When Africa was sliced up

130 years ago in 1885 European leaders met at the infamous Berlin Conference to divide Africa and arbitrarily draw up borders that exist to this day.

Representatives of 13 European states, the United States of America and the Ottoman Empire converged on Berlin at the invitation of German Chancellor Otto von Bismarck to divide up Africa among themselves "in accordance with international law." Africans were not invited to the meeting. With the exception of Ethiopia and Liberia, all the states that make up present day Africa were parceled out among the colonial powers within a few years after the meeting. Lines of longitude and latitude, rivers and mountain ranges were pressed into service as borders separating the colonies. Or one simply placed a ruler on the map and drew a straight line. New borders were drawn through the territories of every tenth ethnic group. Trade routes were cut, because commerce with people outside one's colony was forbidden. Studies have shown that societies through which new frontiers were driven would later be far more likely to suffer from civil war or poverty.

Historians, such as Olyaemi Akinwumi from Nasarawa State University in Nigeria, see the conference as the crucible for future inner African conflicts.
"In African Studies, many of us believe that the foundation for present day crises in Africa was actually laid by the 1884/85 Berlin Conference. The partition was done without any consideration for the history of the society," Akinwumi told DW.  "The conference did irreparable damage to the continent. Some countries are still suffering from it to this day."

In many countries, such as Cameroon, the Europeans rode roughshod over local communities and their needs, said Michael Pesek, a researcher in African colonial history at the University of Erfurt. African politicians could have changed the colonial borders. But they desisted from doing so. "A large majority of politicians said around 1960 'if we do that we will open up Pandora's Box'," Pesek said. They were probably right. Looking at all the problems Africa has had over the last 80 years, there have been numerous conflicts within states but hardly any between states. When examining African conflicts, the colonial power that occupied a particular tract of land - the Belgians, French, British or Germans - is less relevant than the significance of belonging to specific ethnic groups which colonial powers often pitted against each other.

In 2010 - on the 125th anniversary of the Berlin Conference, representatives from many African states in Berlin called for reparations for the colonial era. The arbitrary division of the continent among European powers, which ignored African laws, culture, sovereignty and institutions, was a crime against humanity, they said in a statement. They called for the funding of monuments at historic sites, the return of land and other resources which had been stolen, the restitution of cultural treasures and recognition that colonialism and the crimes committed under it were crimes against humanity. But nothing has come of all this.

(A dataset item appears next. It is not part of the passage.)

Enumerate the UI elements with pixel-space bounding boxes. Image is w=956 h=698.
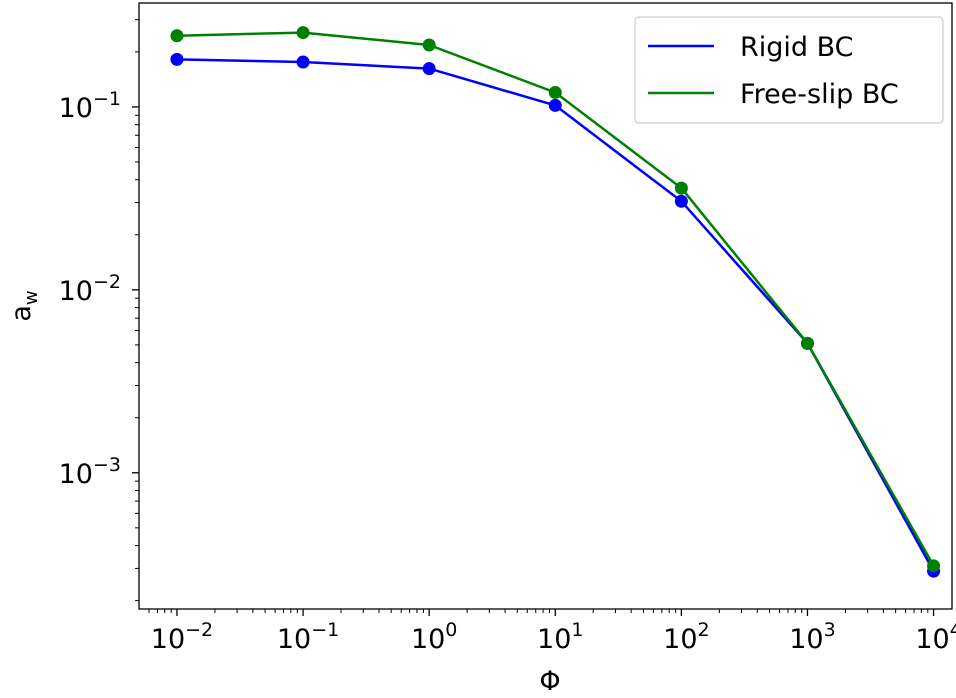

The historians from Nigeria and Germany are not surprised. "There is much talk of reparations for the slave trade and the Holocaust. But little mention is made of the crimes committed by the European colonial powers during the hundred years or more they spent in Africa," said Pesek.

Borders are important when interpreting Africa's geopolitical landscape, but for people on the ground they have less meaning. Socialist Banner argues that people should recognize their class bonds rather than their tribal or national affinities.